The eejit (profile) says:

Re: It?s not $.99: Blame Al Gore & McDonalds

This is a big part of why companies like Valve are currently being successful – go and have a look at their Portal 2 trailers; they’re funny, and yet also entice the viewer to go out and buy the game.

They have a market, and their sales (Entire Civilization V set for ?27.99? Yes please!) It’s not the selling of games at full-price that’s helping them; it’s offers like the recent Potato Sack, which was chock full of independent studio games, and by tying it in to the releaseof Portal 2, they made other companies a LOT of money to aid their survival.

UriGagarin (profile) says:

Re: It?s not $.99: Blame Al Gore & McDonalds

I was going to mention modding as it was one of the obvious ways to enhance value – Qauake, the Original and Best UT(tm) were fantastic for their buyable/home made add on’s – one of the guys producing UT maps was so good he apparently ended up working in the industry *

* that’s rumour , Angelheart is the guy I recall – if its wrong then its the industries loss…*

I agree , build the framework and a core of maps/scenario/story and encourage others to add and then as time goes on add more .
There is still a good amount of Unreal tournament servers out there still, (for me. the best of the series due to it s speed and fun value) so its not all about shiny , cos players know what they want , and that is fun …

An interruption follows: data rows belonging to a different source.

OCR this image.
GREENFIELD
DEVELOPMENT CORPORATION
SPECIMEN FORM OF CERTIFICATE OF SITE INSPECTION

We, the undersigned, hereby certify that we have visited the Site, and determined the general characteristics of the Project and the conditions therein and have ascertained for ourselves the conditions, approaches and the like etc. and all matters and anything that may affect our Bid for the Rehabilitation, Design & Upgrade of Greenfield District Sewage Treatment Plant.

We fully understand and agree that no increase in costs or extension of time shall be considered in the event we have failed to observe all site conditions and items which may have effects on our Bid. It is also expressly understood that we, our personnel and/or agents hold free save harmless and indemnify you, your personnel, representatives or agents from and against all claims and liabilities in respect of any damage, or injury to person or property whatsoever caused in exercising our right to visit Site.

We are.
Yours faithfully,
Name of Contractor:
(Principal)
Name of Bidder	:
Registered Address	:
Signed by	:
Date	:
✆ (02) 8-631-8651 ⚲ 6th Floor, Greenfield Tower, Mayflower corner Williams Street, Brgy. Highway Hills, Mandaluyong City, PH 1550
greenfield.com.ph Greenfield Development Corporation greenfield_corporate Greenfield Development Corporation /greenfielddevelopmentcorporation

UriGagarin (profile) says:

Re: Re: It?s not $.99: Blame Al Gore & McDonalds

The important thing is not the weeks long death marches to get the phe product out – its a waste of time cos if it doesn’t do well then you’re fucked. small gradual uplifts either by subscription or one offs but the point is start small and build. If its good folks will stick around with games.

DannyB (profile) says:

Somebody should pass a law!


Someone has found a way to profitably make and distribute simple games for mobile devices at a price that hurts the existing game industry?


The existing industry is entitled to its current profits. Furthermore, it should be entitled to steadily ever increasing profits.

We need a new law to protect the existing game industry from new market changes that threaten its profitability. Innovation is important. We must protect our innovators from new technology which makes things better and cheaper.

Transbot9 (user link) says:

As a long time PC gamer...

One thing I’ve noticed about the “rise of consoles” (AKA, when many PC gaming companies moved to the Xbox & Xbox 360) is while the number of PC games have taken a hit (at least on the shelf), the amount of quality games hasn’t changed much. Granted, a number of these games are released for both PC and 360, but gone are the myrad of clones and bantha fodder. Some of the market has moved to online distribution, partially because there are greater profits and partially because physical retailers would rather devote the space to something else.

Market forces quickly turn games that can’t sell at $60 into bargain bin games. So if it doesn’t make money, the price drops in increments until a retailer just wants to get rid of it. It doesn’t happen as often or as quickly through online distribution, though.

TimothyAWiseman (profile) says:

This is just my personal opinion, but I do not see the phone games for a couple of bucks competing with a full scale production game on, say, a PS3.

I buy some of both and I’ve never chosen one of the other or said I won’t buy the PS3 game because I laid down a dollar for a game I play while waitin for the checkout counter. They serve different entertainment purposes for me.

Now, I do see the $1 games competing with things like the nintendo DS, and I recently questioned whether I should buy a Ipod touch or the DS for my son when preparing for a long trip, but that is somewhat different.

Killercool (profile) says:

All of th 99 cent crap doesn't mean, well... much.

If I get burned on a $10, $5, or $1 game, it really doesn’t bother me. But when I shell out $60 for a game, and the best I can get back for it is $25, it makes me a lot more apprehensive about buying a console game.
Unfortunately, this has led to me supporting the series phenomena. I’m more likely to buy a sequel to a game I liked (if it is made by the same studio that made the first one), than I am to try a new product. I hate to say it, but I’ve only rarely been disappointed.